Why are some sites missing from findx?

Because we are an independent search engine and not a metasearch engine, our spider is continuously crawling the web, adding pages to the findx index. And because we are a European search engine, European and English-language sites are a priority for findx as it is growing and improving its index.

But not all websites allow every spider to trawl through their web pages – some sites allow only a few search engines to index their site.

How is access restricted to a website?

This is an issue faced by all search engines, not just findx. Every website can specifically allow or disallow spiders or other ‘user-agents’ (bots or human users) from accessing their pages, by explicitly naming them in a file called robots.txt.

Some sites may only allow Google to see their pages, others may only allow Yandex. Some sites may disallow all user-agents, or only allow traffic from one particular bot to see their pages.

It’s a common practice to limit indexing of pages by using a detailed robots.txt.

Not allowed to index

Unfortunately, the findxbot is not allowed to index some of the larger and popular English-language websites.

We have specifically asked that our spider have permission to index pages on some of these sites, but a couple have said no (Yelp and Quora), and we are waiting to hear back from some others (Github, Facebook and LinkedIn).

You can see the full list of websites that findx is not allowed to index in the help, and we have included a link to each site’s robots.txt so you can see what other user-agents these sites have also blocked.

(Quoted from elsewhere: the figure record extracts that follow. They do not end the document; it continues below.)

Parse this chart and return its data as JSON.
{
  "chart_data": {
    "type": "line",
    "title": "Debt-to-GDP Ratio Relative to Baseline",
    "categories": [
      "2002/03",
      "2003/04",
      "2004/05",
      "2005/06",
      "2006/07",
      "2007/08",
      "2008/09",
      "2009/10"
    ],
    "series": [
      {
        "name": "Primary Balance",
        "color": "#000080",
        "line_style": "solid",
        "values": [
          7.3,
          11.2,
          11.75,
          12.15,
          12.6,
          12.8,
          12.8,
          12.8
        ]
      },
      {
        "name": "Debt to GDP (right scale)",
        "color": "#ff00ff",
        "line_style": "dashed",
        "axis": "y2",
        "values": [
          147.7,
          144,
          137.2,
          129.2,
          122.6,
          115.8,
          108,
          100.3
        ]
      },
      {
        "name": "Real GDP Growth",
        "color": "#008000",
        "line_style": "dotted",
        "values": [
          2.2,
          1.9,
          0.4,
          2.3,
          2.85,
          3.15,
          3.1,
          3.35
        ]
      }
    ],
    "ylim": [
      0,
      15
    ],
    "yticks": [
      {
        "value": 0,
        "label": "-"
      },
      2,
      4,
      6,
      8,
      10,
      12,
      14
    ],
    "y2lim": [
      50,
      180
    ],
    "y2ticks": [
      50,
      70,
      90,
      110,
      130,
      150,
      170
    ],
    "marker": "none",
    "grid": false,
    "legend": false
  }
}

What if I want to search on those sites?

Findx is a true search engine and wants to comply with the known robots.txt standards That’s why we can’t show you any results from the sites that don’t allow us to index.

But you can use a search exit to quickly and easily repeat your search on those specific sites. Simply type !q in the search box to jump to Quora, or !fb for Facebook.

Search Quora from findx using !q

Or, you can write to the site and ask them to give permission to findx to index their pages! 😉